Cirillo Plinio, Morello Mariarosaria, Titolo Gisella, Marra Laura, Morello Andrea, De Rosa Gennaro, Cozzolino Domenico, Sugraliyev Akhmetzhan, Cimmino Giovanni
Department of Advanced Biomedical Sciences, Division of Cardiology, University of Naples "Federico II", Via Pansini, 5, Naples, 80131, Italy.
Department of Translational Medical Sciences, Section of Cardiology, University of Campania "Luigi Vanvitelli", Naples, Italy.
J Thromb Thrombolysis. 2025 Jan;58(1):62-70. doi: 10.1007/s11239-024-03018-6. Epub 2024 Aug 29.
E-cigarettes (ECIG) are proposed as an alternative for regular tobacco users with less dangerous effects for health. Several studies demonstrated that ECIG exert deleterious cardiovascular effects and promote platelet dependent thrombosis. However, ECIG role on Tissue Factor-dependent thrombosis is still unknown. Dysfunctional endothelial cells (ECs) are known to express Tissue Factor (TF) on their surface. Aim of the present study was to investigate whether ECIG might promote TF expression in ECs, shifting them to a pro thrombotic phenotype.
Human Umbilical Vein Endothelial Cells (HUVEC) were incubated with increasing doses of ECIG (commercially available and mix of propylene glycol/vegetable glycerine/nicotine 18 mg/mL) up to 1.8 mg/mL. TF gene expression and protein levels were assessed at different time points by Real Time PCR and Western Blot, respectively. TF surface expression and activity were also measured by FACS analysis and coagulation assay. Finally, NF-kB translocation was investigated as possible mechanism of action. Potential protective effects by Rosuvastatin were also investigated.

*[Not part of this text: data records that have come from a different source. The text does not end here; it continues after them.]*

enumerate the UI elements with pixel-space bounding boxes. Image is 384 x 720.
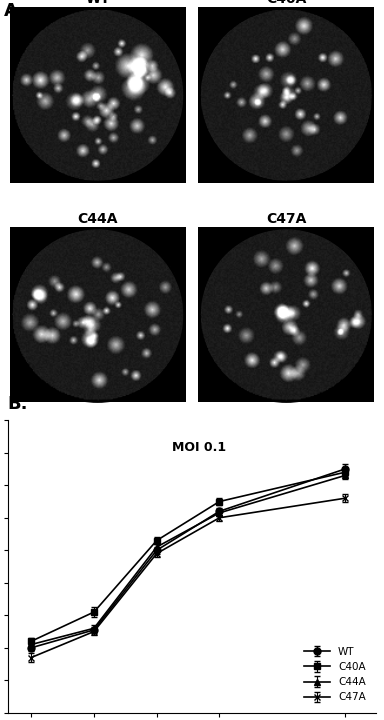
Title: C40A: C40A	[266, 0, 306, 6]
Title: WT: WT	[85, 0, 110, 6]
Text: MOI 0.1: MOI 0.1	[172, 441, 227, 454]
Text: A.: A.	[4, 1, 25, 19]
Title: C47A: C47A	[266, 212, 306, 226]
Text: B.: B.	[8, 395, 28, 413]
Legend: WT, C40A, C44A, C47A: WT, C40A, C44A, C47A	[299, 642, 371, 708]
Title: C44A: C44A	[77, 212, 118, 226]
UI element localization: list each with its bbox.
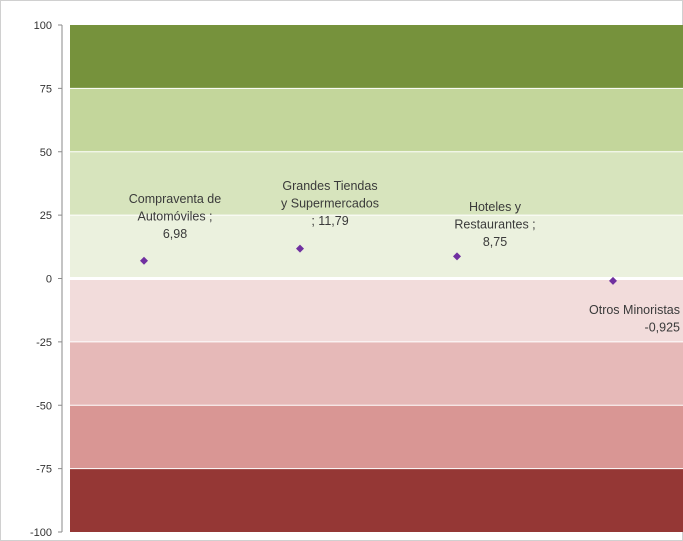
y-tick-label: 50 — [40, 147, 52, 159]
y-tick-label: 75 — [40, 83, 52, 95]
y-tick-label: 100 — [34, 20, 52, 32]
data-label-line: Hoteles y — [469, 200, 522, 214]
data-label-line: Restaurantes ; — [454, 218, 535, 232]
data-label-line: 8,75 — [483, 235, 507, 249]
data-label-line: -0,925 — [645, 321, 680, 335]
data-label-line: Grandes Tiendas — [282, 179, 377, 193]
band-0 — [70, 25, 683, 89]
data-label-3: Hoteles y Restaurantes ; 8,75 — [454, 200, 535, 249]
band-3 — [70, 215, 683, 279]
band-4 — [70, 278, 683, 342]
y-tick-label: -25 — [36, 337, 52, 349]
data-label-1: Compraventa de Automóviles ; 6,98 — [129, 192, 221, 241]
data-labels: Compraventa de Automóviles ; 6,98 Grandes T… — [129, 179, 680, 335]
y-tick-label: -100 — [30, 527, 52, 539]
data-label-line: y Supermercados — [281, 197, 379, 211]
data-point-2 — [296, 244, 304, 253]
background-bands — [70, 25, 683, 532]
data-label-line: Otros Minoristas — [589, 303, 680, 317]
band-7 — [70, 468, 683, 532]
y-tick-label: -50 — [36, 400, 52, 412]
y-tick-label: 0 — [46, 274, 52, 286]
band-1 — [70, 88, 683, 152]
y-tick-label: -75 — [36, 464, 52, 476]
data-point-4 — [609, 276, 617, 285]
band-2 — [70, 151, 683, 216]
band-5 — [70, 341, 683, 406]
y-axis: 100 75 50 25 0 -25 -50 -75 -100 — [30, 20, 63, 539]
data-label-line: Automóviles ; — [137, 210, 212, 224]
data-label-line: ; 11,79 — [311, 214, 348, 228]
band-6 — [70, 405, 683, 469]
data-label-2: Grandes Tiendas y Supermercados ; 11,79 — [281, 179, 379, 228]
y-tick-label: 25 — [40, 210, 52, 222]
data-label-line: 6,98 — [163, 227, 187, 241]
data-points — [140, 244, 617, 285]
data-label-4: Otros Minoristas -0,925 — [589, 303, 680, 335]
data-point-1 — [140, 256, 148, 265]
data-point-3 — [453, 252, 461, 261]
data-label-line: Compraventa de — [129, 192, 221, 206]
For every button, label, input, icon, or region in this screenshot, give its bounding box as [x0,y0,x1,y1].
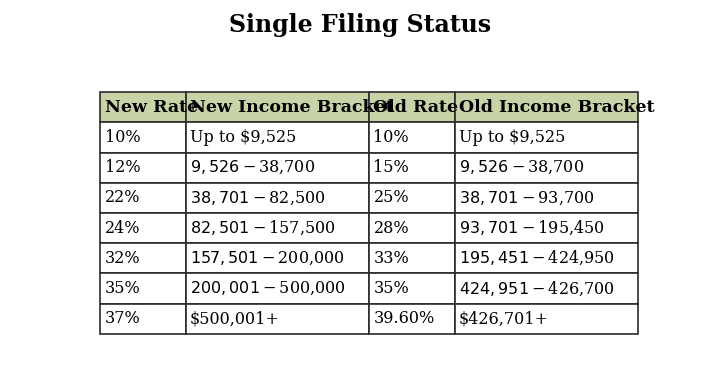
Text: $9,526-$38,700: $9,526-$38,700 [190,159,315,176]
Bar [369,243,454,273]
Bar [100,152,186,183]
Bar [454,152,638,183]
Bar [369,152,454,183]
Text: 32%: 32% [104,250,140,267]
Text: 12%: 12% [104,159,140,176]
Bar [454,183,638,213]
Text: 25%: 25% [374,189,409,206]
Text: Old Income Bracket: Old Income Bracket [459,99,654,116]
Text: New Rate: New Rate [104,99,198,116]
Text: 24%: 24% [104,219,140,236]
Text: $426,701+: $426,701+ [459,310,549,327]
Text: 33%: 33% [374,250,409,267]
Bar [186,273,369,303]
Bar [100,243,186,273]
Text: Up to $9,525: Up to $9,525 [190,129,297,146]
Text: $93,701-$195,450: $93,701-$195,450 [459,219,605,237]
Text: $9,526-$38,700: $9,526-$38,700 [459,159,584,176]
Text: 10%: 10% [104,129,140,146]
Text: Old Rate: Old Rate [374,99,459,116]
Bar [454,243,638,273]
Text: 39.60%: 39.60% [374,310,435,327]
Bar [186,183,369,213]
Text: Single Filing Status: Single Filing Status [229,13,491,37]
Bar [100,303,186,334]
Text: Up to $9,525: Up to $9,525 [459,129,565,146]
Bar [369,213,454,243]
Bar [100,122,186,152]
Bar [369,183,454,213]
Bar [186,122,369,152]
Bar [186,92,369,122]
Text: 37%: 37% [104,310,140,327]
Bar [369,303,454,334]
Bar [186,213,369,243]
Text: 28%: 28% [374,219,409,236]
Bar [100,213,186,243]
Bar [100,92,186,122]
Text: 35%: 35% [374,280,409,297]
Text: $82,501-$157,500: $82,501-$157,500 [190,219,336,237]
Text: 15%: 15% [374,159,409,176]
Text: 22%: 22% [104,189,140,206]
Bar [369,122,454,152]
Text: $424,951-$426,700: $424,951-$426,700 [459,279,615,298]
Text: $200,001-$500,000: $200,001-$500,000 [190,280,346,297]
Text: New Income Bracket: New Income Bracket [190,99,394,116]
Bar [454,122,638,152]
Bar [454,273,638,303]
Bar [186,152,369,183]
Text: $195,451-$424,950: $195,451-$424,950 [459,249,615,268]
Text: $500,001+: $500,001+ [190,310,280,327]
Bar [369,273,454,303]
Text: 35%: 35% [104,280,140,297]
Bar [186,243,369,273]
Bar [100,273,186,303]
Text: 10%: 10% [374,129,409,146]
Bar [454,213,638,243]
Bar [454,92,638,122]
Text: $38,701-$93,700: $38,701-$93,700 [459,189,595,206]
Bar [454,303,638,334]
Bar [186,303,369,334]
Bar [369,92,454,122]
Text: $157,501-$200,000: $157,501-$200,000 [190,249,345,267]
Text: $38,701-$82,500: $38,701-$82,500 [190,189,325,206]
Bar [100,183,186,213]
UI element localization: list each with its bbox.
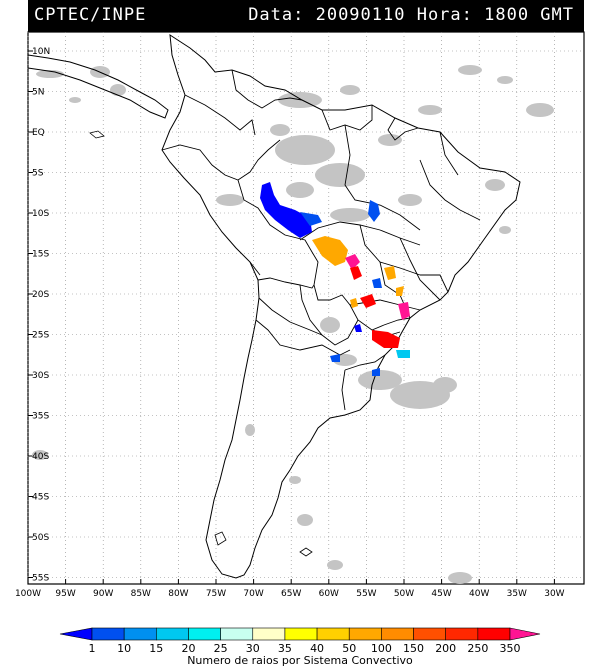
lon-label: 80W	[168, 589, 188, 599]
lat-label: 55S	[32, 574, 49, 584]
colorbar-swatch	[284, 627, 318, 641]
colorbar-swatch	[156, 627, 189, 641]
system-sao-paulo	[360, 294, 376, 308]
map-frame	[27, 31, 585, 585]
colorbar-swatch	[445, 627, 479, 641]
colorbar-swatch	[252, 627, 286, 641]
lon-label: 65W	[281, 589, 301, 599]
colorbar-tick-label: 15	[149, 642, 163, 654]
colorbar-tick-label: 250	[467, 642, 488, 654]
colorbar-tick-label: 10	[117, 642, 131, 654]
convective-systems	[260, 182, 410, 376]
colorbar-swatch	[316, 627, 350, 641]
lat-label: 5S	[32, 169, 44, 179]
colorbar-tick-label: 30	[246, 642, 260, 654]
map-header: CPTEC/INPE Data: 20090110 Hora: 1800 GMT	[28, 0, 584, 32]
lon-label: 60W	[319, 589, 339, 599]
colorbar-swatch	[123, 627, 157, 641]
system-amazon-west	[260, 182, 312, 238]
colorbar-swatch	[348, 627, 382, 641]
central-america-outline	[27, 54, 169, 119]
lon-label: 75W	[206, 589, 226, 599]
system-rs	[372, 368, 380, 376]
colorbar-tick-labels: 1 10 15 20 25 30 35 40 50 100 150 200 250 350	[89, 642, 521, 654]
lat-label: EQ	[32, 128, 45, 138]
system-amazon-central	[300, 212, 322, 226]
lon-label: 70W	[243, 589, 263, 599]
latitude-labels: 10N 5N EQ 5S 10S 15S 20S 25S 30S 35S 40S 45S 50S 55S	[32, 47, 50, 584]
colorbar-tick-label: 50	[342, 642, 356, 654]
lon-label: 40W	[469, 589, 489, 599]
system-minas-1	[384, 266, 396, 280]
colorbar-swatch	[91, 627, 125, 641]
system-rio-de-janeiro	[398, 302, 410, 320]
lat-label: 40S	[32, 452, 49, 462]
lon-label: 100W	[15, 589, 41, 599]
colorbar-swatches	[59, 627, 541, 641]
graticule	[27, 32, 584, 584]
lon-label: 35W	[507, 589, 527, 599]
lon-label: 55W	[356, 589, 376, 599]
timestamp-label: Data: 20090110 Hora: 1800 GMT	[248, 5, 574, 25]
system-minas-2	[372, 278, 382, 288]
colorbar-tick-label: 200	[435, 642, 456, 654]
colorbar-swatch	[477, 627, 511, 641]
colorbar-swatch	[220, 627, 254, 641]
lat-label: 5N	[32, 88, 44, 98]
lat-label: 20S	[32, 290, 49, 300]
colorbar-max-arrow	[509, 627, 541, 641]
colorbar-tick-label: 20	[181, 642, 195, 654]
colorbar-tick-label: 1	[89, 642, 96, 654]
colorbar-min-arrow	[59, 627, 93, 641]
longitude-labels: 100W 95W 90W 85W 80W 75W 70W 65W 60W 55W 50W 45W 40W…	[15, 589, 565, 599]
system-goias-1	[345, 254, 360, 270]
lat-label: 25S	[32, 331, 49, 341]
lon-label: 50W	[394, 589, 414, 599]
colorbar-tick-label: 25	[214, 642, 228, 654]
lat-label: 10N	[32, 47, 50, 57]
lon-label: 90W	[93, 589, 113, 599]
colorbar-tick-label: 100	[371, 642, 392, 654]
lon-label: 45W	[431, 589, 451, 599]
colorbar-swatch	[188, 627, 221, 641]
system-parana	[372, 330, 400, 348]
lat-label: 50S	[32, 533, 49, 543]
lat-label: 45S	[32, 493, 49, 503]
lat-label: 15S	[32, 250, 49, 260]
lat-label: 10S	[32, 209, 49, 219]
cloud-cover	[32, 65, 554, 584]
colorbar-tick-label: 40	[310, 642, 324, 654]
source-label: CPTEC/INPE	[34, 5, 147, 25]
system-para-south	[368, 200, 380, 222]
system-santa-catarina	[396, 350, 410, 358]
lon-label: 85W	[131, 589, 151, 599]
system-paraguay-1	[350, 298, 358, 308]
system-goias-2	[350, 266, 362, 280]
colorbar-title: Numero de raios por Sistema Convectivo	[187, 654, 413, 667]
lon-label: 95W	[55, 589, 75, 599]
lat-label: 30S	[32, 371, 49, 381]
colorbar-swatch	[413, 627, 446, 641]
colorbar-tick-label: 350	[500, 642, 521, 654]
lat-label: 35S	[32, 412, 49, 422]
colorbar-swatch	[381, 627, 414, 641]
islands	[89, 130, 313, 557]
system-ms	[334, 256, 340, 262]
colorbar-tick-label: 150	[403, 642, 424, 654]
lon-label: 30W	[544, 589, 564, 599]
system-minas-3	[396, 286, 404, 296]
colorbar: 1 10 15 20 25 30 35 40 50 100 150 200 250 350	[59, 627, 541, 654]
system-uruguay	[330, 354, 340, 362]
colorbar-tick-label: 35	[278, 642, 292, 654]
system-paraguay-2	[354, 324, 362, 332]
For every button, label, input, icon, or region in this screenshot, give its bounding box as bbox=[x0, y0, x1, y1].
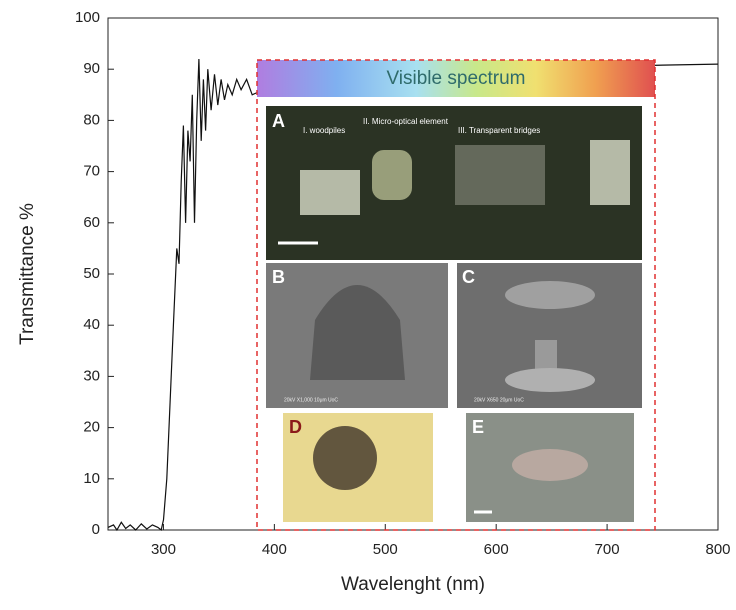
y-tick-label: 90 bbox=[83, 60, 100, 77]
woodpile bbox=[300, 170, 360, 215]
y-tick-label: 60 bbox=[83, 214, 100, 231]
y-tick-label: 100 bbox=[75, 9, 100, 26]
y-tick-label: 50 bbox=[83, 265, 100, 282]
panel-label: B bbox=[272, 267, 285, 287]
inset: Visible spectrum A I. woodpiles II. Micr… bbox=[256, 59, 656, 531]
x-tick-label: 800 bbox=[705, 541, 730, 558]
dome bbox=[310, 285, 405, 380]
band-label: Visible spectrum bbox=[386, 68, 525, 89]
panel-label: D bbox=[289, 417, 302, 437]
y-tick-label: 20 bbox=[83, 419, 100, 436]
x-tick-label: 700 bbox=[595, 541, 620, 558]
x-tick-label: 600 bbox=[484, 541, 509, 558]
x-tick-label: 500 bbox=[373, 541, 398, 558]
x-tick-label: 300 bbox=[151, 541, 176, 558]
cap bbox=[505, 281, 595, 309]
spectrum-band bbox=[257, 60, 655, 97]
y-tick-label: 80 bbox=[83, 111, 100, 128]
y-tick-label: 40 bbox=[83, 316, 100, 333]
panel-caption: II. Micro-optical element bbox=[363, 117, 449, 126]
y-axis-label: Transmittance % bbox=[17, 203, 38, 345]
x-tick-label: 400 bbox=[262, 541, 287, 558]
droplet bbox=[512, 449, 588, 481]
scale-text: 20kV X650 20μm UoC bbox=[474, 397, 524, 403]
panel-caption: I. woodpiles bbox=[303, 126, 345, 135]
panel-label: E bbox=[472, 417, 484, 437]
panel-caption: III. Transparent bridges bbox=[458, 126, 540, 135]
base bbox=[505, 368, 595, 392]
y-tick-label: 0 bbox=[92, 521, 100, 538]
woodpile bbox=[590, 140, 630, 205]
panel-label: A bbox=[272, 111, 285, 131]
y-tick-label: 30 bbox=[83, 367, 100, 384]
y-tick-label: 10 bbox=[83, 470, 100, 487]
scale-text: 20kV X1,000 10μm UoC bbox=[284, 397, 338, 403]
bridges bbox=[455, 145, 545, 205]
inset-frame bbox=[256, 59, 656, 531]
y-tick-label: 70 bbox=[83, 163, 100, 180]
panel-label: C bbox=[462, 267, 475, 287]
lens bbox=[313, 426, 377, 490]
x-axis-label: Wavelenght (nm) bbox=[341, 574, 485, 595]
micro-element bbox=[372, 150, 412, 200]
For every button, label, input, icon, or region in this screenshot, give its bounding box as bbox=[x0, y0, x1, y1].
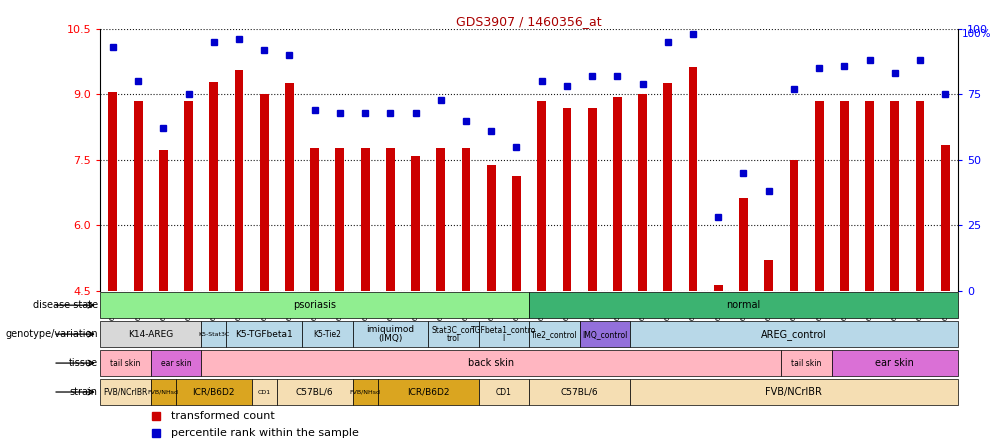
Text: back skin: back skin bbox=[468, 358, 514, 368]
Bar bbox=[100, 350, 150, 376]
Bar bbox=[831, 350, 957, 376]
Bar bbox=[158, 150, 167, 291]
Bar bbox=[629, 321, 957, 347]
Bar bbox=[150, 350, 201, 376]
Text: IMQ_control: IMQ_control bbox=[581, 329, 627, 339]
Text: tail skin: tail skin bbox=[791, 359, 821, 368]
Text: disease state: disease state bbox=[33, 300, 97, 310]
Bar bbox=[335, 147, 344, 291]
Text: C57BL/6: C57BL/6 bbox=[560, 388, 598, 396]
Bar bbox=[478, 321, 529, 347]
Bar bbox=[512, 176, 520, 291]
Bar bbox=[378, 379, 478, 405]
Bar bbox=[537, 101, 545, 291]
Bar bbox=[940, 144, 949, 291]
Bar bbox=[915, 101, 924, 291]
Bar bbox=[713, 285, 722, 291]
Bar bbox=[352, 321, 428, 347]
Bar bbox=[100, 321, 201, 347]
Text: ear skin: ear skin bbox=[875, 358, 914, 368]
Text: ear skin: ear skin bbox=[160, 359, 191, 368]
Bar bbox=[529, 379, 629, 405]
Bar bbox=[352, 379, 378, 405]
Bar bbox=[133, 101, 142, 291]
Bar bbox=[529, 321, 579, 347]
Text: CD1: CD1 bbox=[258, 389, 271, 395]
Bar bbox=[781, 350, 831, 376]
Text: CD1: CD1 bbox=[495, 388, 511, 396]
Bar bbox=[562, 108, 571, 291]
Bar bbox=[285, 83, 294, 291]
Text: TGFbeta1_contro
l: TGFbeta1_contro l bbox=[471, 325, 536, 343]
Bar bbox=[461, 147, 470, 291]
Bar bbox=[688, 67, 696, 291]
Bar bbox=[226, 321, 302, 347]
Text: Stat3C_con
trol: Stat3C_con trol bbox=[431, 325, 475, 343]
Bar bbox=[865, 101, 873, 291]
Text: Tie2_control: Tie2_control bbox=[530, 329, 577, 339]
Bar bbox=[789, 160, 798, 291]
Bar bbox=[175, 379, 252, 405]
Bar bbox=[579, 321, 629, 347]
Text: ICR/B6D2: ICR/B6D2 bbox=[192, 388, 234, 396]
Bar bbox=[411, 156, 420, 291]
Text: 100%: 100% bbox=[961, 29, 991, 39]
Bar bbox=[637, 94, 646, 291]
Text: percentile rank within the sample: percentile rank within the sample bbox=[170, 428, 358, 438]
Bar bbox=[252, 379, 277, 405]
Title: GDS3907 / 1460356_at: GDS3907 / 1460356_at bbox=[456, 15, 601, 28]
Text: tail skin: tail skin bbox=[110, 359, 140, 368]
Bar bbox=[428, 321, 478, 347]
Bar bbox=[150, 379, 175, 405]
Text: psoriasis: psoriasis bbox=[293, 300, 336, 310]
Bar bbox=[302, 321, 352, 347]
Bar bbox=[890, 101, 899, 291]
Bar bbox=[587, 108, 596, 291]
Bar bbox=[260, 94, 269, 291]
Bar bbox=[201, 321, 226, 347]
Bar bbox=[100, 292, 529, 318]
Text: FVB/NHsd: FVB/NHsd bbox=[147, 389, 178, 395]
Bar bbox=[310, 147, 319, 291]
Text: normal: normal bbox=[725, 300, 760, 310]
Bar bbox=[201, 350, 781, 376]
Bar bbox=[478, 379, 529, 405]
Text: K5-TGFbeta1: K5-TGFbeta1 bbox=[235, 329, 293, 339]
Bar bbox=[738, 198, 747, 291]
Text: FVB/NHsd: FVB/NHsd bbox=[350, 389, 380, 395]
Bar bbox=[277, 379, 352, 405]
Bar bbox=[100, 379, 150, 405]
Text: imiquimod
(IMQ): imiquimod (IMQ) bbox=[366, 325, 414, 343]
Text: C57BL/6: C57BL/6 bbox=[296, 388, 334, 396]
Text: FVB/NCrIBR: FVB/NCrIBR bbox=[765, 387, 822, 397]
Text: K5-Stat3C: K5-Stat3C bbox=[198, 332, 229, 337]
Bar bbox=[436, 147, 445, 291]
Bar bbox=[839, 101, 848, 291]
Text: transformed count: transformed count bbox=[170, 411, 275, 421]
Text: K14-AREG: K14-AREG bbox=[128, 329, 173, 339]
Text: FVB/NCrIBR: FVB/NCrIBR bbox=[103, 388, 147, 396]
Bar bbox=[234, 70, 243, 291]
Text: genotype/variation: genotype/variation bbox=[5, 329, 97, 339]
Text: tissue: tissue bbox=[68, 358, 97, 368]
Bar bbox=[108, 92, 117, 291]
Bar bbox=[361, 147, 369, 291]
Text: ICR/B6D2: ICR/B6D2 bbox=[407, 388, 449, 396]
Bar bbox=[814, 101, 823, 291]
Bar bbox=[764, 260, 773, 291]
Text: K5-Tie2: K5-Tie2 bbox=[313, 329, 341, 339]
Text: strain: strain bbox=[70, 387, 97, 397]
Text: AREG_control: AREG_control bbox=[761, 329, 826, 340]
Bar bbox=[486, 165, 495, 291]
Bar bbox=[612, 96, 621, 291]
Bar bbox=[529, 292, 957, 318]
Bar bbox=[629, 379, 957, 405]
Bar bbox=[662, 83, 671, 291]
Bar bbox=[386, 147, 395, 291]
Bar bbox=[209, 82, 218, 291]
Bar bbox=[184, 101, 192, 291]
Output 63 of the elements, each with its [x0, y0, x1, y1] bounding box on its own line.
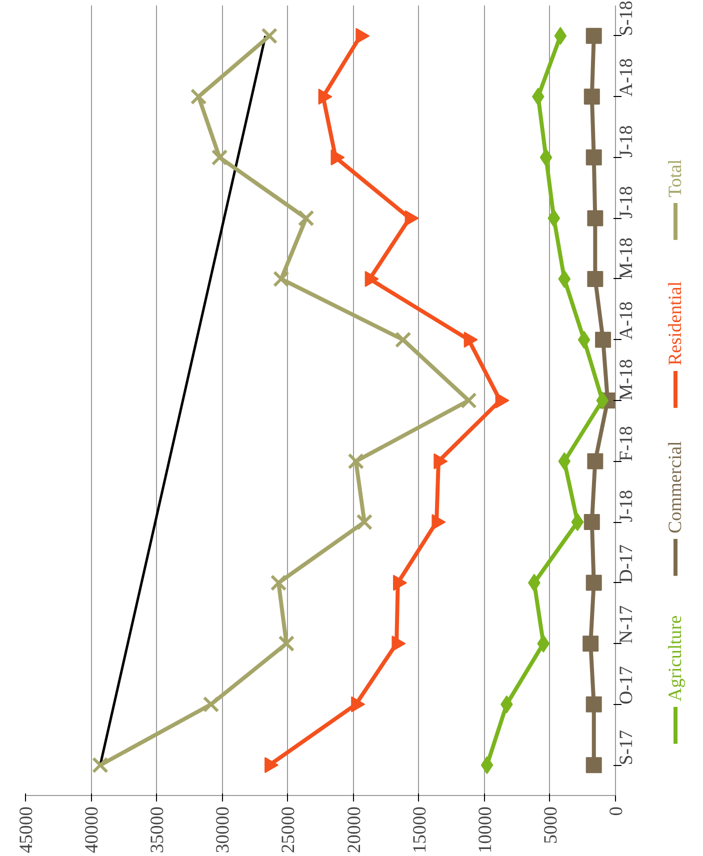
- point: [586, 757, 602, 774]
- point: [596, 392, 609, 410]
- point: [558, 452, 571, 470]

ECIG significantly increased TF expression at both gene and protein levels in a time and dose dependent manner. Surface expression and procoagulant activity were increased as well. These phenomena appeared modulated by the NF-κB pathway. Rosuvastatin reduced ECIG effects on TF-mRNA.
Although in vitro, we indicate that ECIG promote a pro thrombotic phenotype in ECs via expression of functional TF. Data of the present study permit to shed a brighter light on the still partially unresolved issue about the role of ECIG in development of cardiovascular diseases suggesting that they might represent a potential risk factor for thrombotic cardiovascular events.
电子烟被提议作为普通烟草使用者的替代品,对健康危害较小。多项研究表明,电子烟会产生有害的心血管影响并促进血小板依赖性血栓形成。然而,电子烟对组织因子依赖性血栓形成的作用仍不清楚。已知功能失调的内皮细胞(ECs)在其表面表达组织因子(TF)。本研究的目的是调查电子烟是否可能促进内皮细胞中TF的表达,使其转变为促血栓形成表型。
将人脐静脉内皮细胞(HUVEC)与剂量不断增加的电子烟(市售,丙二醇/蔬菜甘油/尼古丁混合物,18毫克/毫升)孵育,最高浓度达1.8毫克/毫升。分别通过实时聚合酶链反应和蛋白质印迹法在不同时间点评估TF基因表达和蛋白质水平。还通过荧光激活细胞分选分析和凝血试验测量TF表面表达和活性。最后,研究核因子-κB(NF-κB)易位作为可能的作用机制。还研究了瑞舒伐他汀的潜在保护作用。
电子烟以时间和剂量依赖性方式显著增加TF在基因和蛋白质水平的表达。表面表达和促凝血活性也增加。这些现象似乎受NF-κB途径调节。瑞舒伐他汀降低了电子烟对TF-mRNA的影响。
尽管是在体外研究,但我们表明电子烟通过功能性TF的表达促进内皮细胞形成促血栓形成表型。本研究数据有助于更清楚地了解电子烟在心血管疾病发展中作用这一仍未完全解决的问题,表明它们可能是血栓性心血管事件的潜在危险因素。